I am now in the local Wetherspoons pub enjoying a Bengali Tiger from the Sixpoint brewery in New York. I sat outside the library for a while soaking up the sun and reading a book on Sartre by Iris Murdoch.
I also took some photos during my walk. These are under the cut.
The first two are taken in Ospringe, showing how old this part of Faversham is and can be traced back to medieval times.
Ospringe parish is situated on the edge of the Kent Downs and has been composed from an eclectic mix of nine hamlets, which have their origins set around a drovers road, the upper reaches of the Nailbourne Valley and farms dating back beyond 15th. Century.
The received derivation of the name is from Anglo-Saxon os (long o) and spring, meaning spring of the divinity. In pagan times all springs in this country were held sacred anyway.
The second photo is of Maison Dieu ('House of God') which was a hospital, monastery, hostel, retirement home and Royal lodge commissioned by Henry III in 1234. The timber framed building is located beside what is now the A2 road in Faversham, Kent, the main road from Teynham to Faversham.
Edward Hasted in 1798, notes, it was dedicated to the Virgin Mary. It consisted of a 'master' and three regular 'brethren', of the order of the 'Holy Cross'. Also two secular clerks, were used to celebrate mass for the soul of the founder, and the souls of his royal predecessors and successors. They were to be hospitable, and give entertainment to the poor and needy passengers and pilgrims (heading along the Watling Street).
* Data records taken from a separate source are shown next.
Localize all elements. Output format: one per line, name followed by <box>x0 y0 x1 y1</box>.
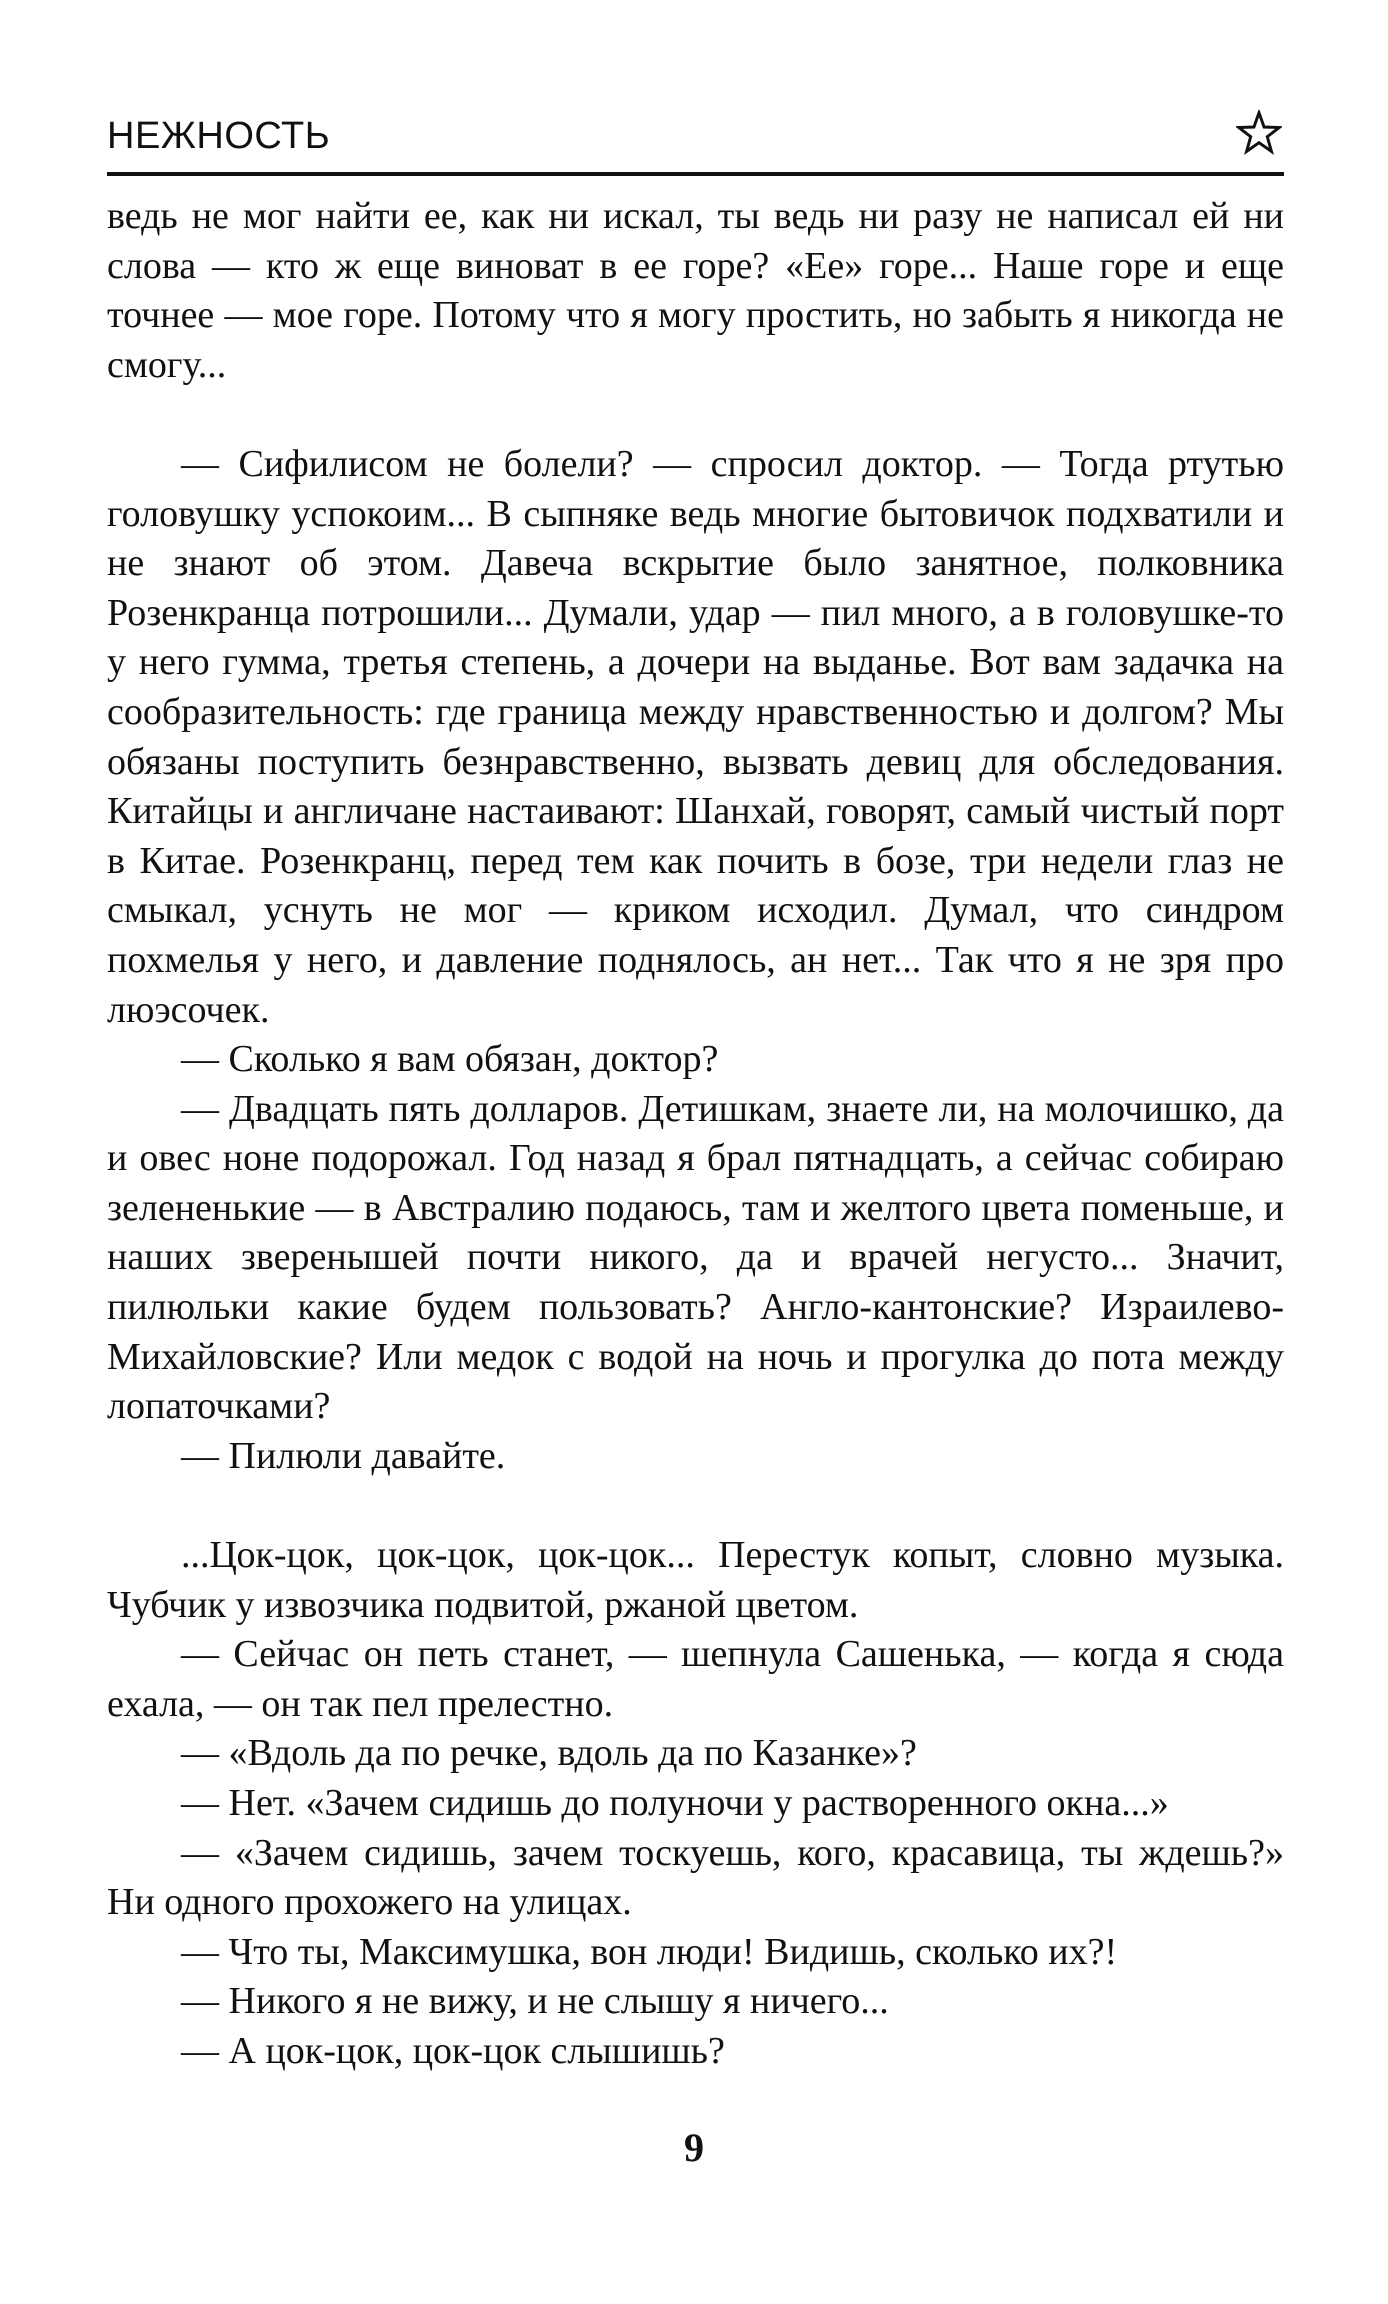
paragraph-break <box>107 1481 1284 1531</box>
paragraph: ...Цок-цок, цок-цок, цок-цок... Перестук копыт, словно музыка. Чубчик у извозчика подвитой, ржаной цветом. <box>107 1534 1284 1626</box>
running-header-title: НЕЖНОСТЬ <box>107 115 331 157</box>
paragraph: — Сифилисом не болели? — спросил доктор. — Тогда ртутью головушку успокоим... В сыпняке ведь многие бытовичок подхватили и не знают об этом. Давеча вскрытие было занятное, полковника Розенкранца потрошили... Думали, удар — пил много, а в головушке-то у него гумма, третья степень, а дочери на выданье. Вот вам задачка на сообразительность: где граница между нравственностью и долгом? Мы обязаны поступить безнравственно, вызвать девиц для обследования. Китайцы и англичане настаивают: Шанхай, говорят, самый чистый порт в Китае. Розенкранц, перед тем как почить в бозе, три недели глаз не смыкал, уснуть не мог — криком исходил. Думал, что синдром похмелья у него, и давление поднялось, ан нет... Так что я не зря про люэсочек. <box>107 442 1284 1031</box>
paragraph: — «Зачем сидишь, зачем тоскуешь, кого, красавица, ты ждешь?» Ни одного прохожего на улицах. <box>107 1831 1284 1924</box>
page-number: 9 <box>684 2125 704 2170</box>
paragraph: — Нет. «Зачем сидишь до полуночи у растворенного окна...» <box>181 1782 1169 1824</box>
paragraph: — Сейчас он петь станет, — шепнула Сашенька, — когда я сюда ехала, — он так пел прелестно. <box>107 1633 1284 1725</box>
paragraph: — «Вдоль да по речке, вдоль да по Казанке»? <box>181 1732 917 1775</box>
header-divider <box>107 172 1284 176</box>
running-header <box>107 110 1284 172</box>
paragraph: — Пилюли давайте. <box>181 1434 506 1477</box>
paragraph: — А цок-цок, цок-цок слышишь? <box>181 2029 725 2072</box>
body-text <box>107 192 1284 2077</box>
star-outline-icon <box>1236 110 1282 156</box>
paragraph: — Никого я не вижу, и не слышу я ничего... <box>181 1980 889 2023</box>
paragraph-break <box>107 390 1284 440</box>
paragraph: ведь не мог найти ее, как ни искал, ты ведь ни разу не написал ей ни слова — кто ж еще виноват в ее горе? «Ее» горе... Наше горе и еще точнее — мое горе. Потому что я могу простить, но забыть я никогда не смогу... <box>107 195 1284 386</box>
paragraph: — Сколько я вам обязан, доктор? <box>181 1038 719 1081</box>
paragraph: — Что ты, Максимушка, вон люди! Видишь, сколько их?! <box>181 1930 1118 1973</box>
paragraph: — Двадцать пять долларов. Детишкам, знаете ли, на молочишко, да и овес ноне подорожал. Год назад я брал пятнадцать, а сейчас собираю зелененькие — в Австралию подаюсь, там и желтого цвета поменьше, и наших зверенышей почти никого, да и врачей негусто... Значит, пилюльки какие будем пользовать? Англо-кантонские? Израилево-Михайловские? Или медок с водой на ночь и прогулка до пота между лопаточками? <box>107 1087 1284 1428</box>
There was a chamber in it, which the king used to repose himself when he passed this way, which was then called Camera Regis, or the king's chamber.
In 1245, 'Robert de Bathel', the abbot of St Augustine's Abbey, in Canterbury, granted to the brethren of this hospital, wearing the habit, and the diseased who happened to die here, but to none else, the right of burial.
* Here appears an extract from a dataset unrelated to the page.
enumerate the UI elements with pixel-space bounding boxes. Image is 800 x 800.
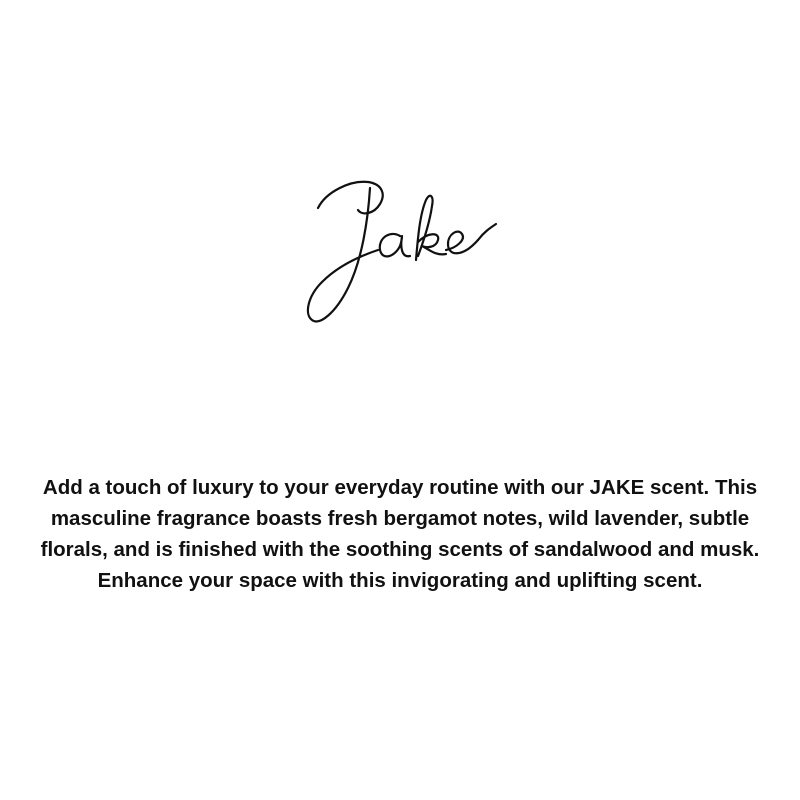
- title-text: [290, 340, 291, 341]
- product-description: Add a touch of luxury to your everyday routine with our JAKE scent. This masculine fragrance boasts fresh bergamot notes, wild lavender, subtle florals, and is finished with the soothing scents of sandalwood and musk. Enhance your space with this invigorating and uplifting scent.: [40, 476, 760, 592]
- script-title: [290, 170, 510, 340]
- script-title-lettering: [290, 170, 510, 340]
Also King Henry III in 1240, granted to the master and brethren of the Maison Dieu, founded by him not many years before, the privilege of a market and a fair to be held in this parish of Hedcorn. The fair used formerly to be held on St.Peter's day, June 29. But it had been for some years past, held on June 12/
In 1573, the building was leased to Robert Transham (a friend of Thomas Arden (from the 1592 play Arden of Faversham)). He also rebuilt the Parsonage (also leased from St John's College), using materials from the Maison Dieu chapel. Robert was later buried in Ospringe Parish Church.
In 1925, it became England's earliest village museum. Water Lane beside Maison Dieu still flooded every winter time until 1965, when the stream was diverted by a culvert during the building of the M2 motorway.
In 1950, it became a Grade II* listed building.
This shot is of the Faversham Alms Houses.. These are charitable housing provided to enable people (typically elderly people who can no longer work to earn enough to pay rent) to live in a particular community.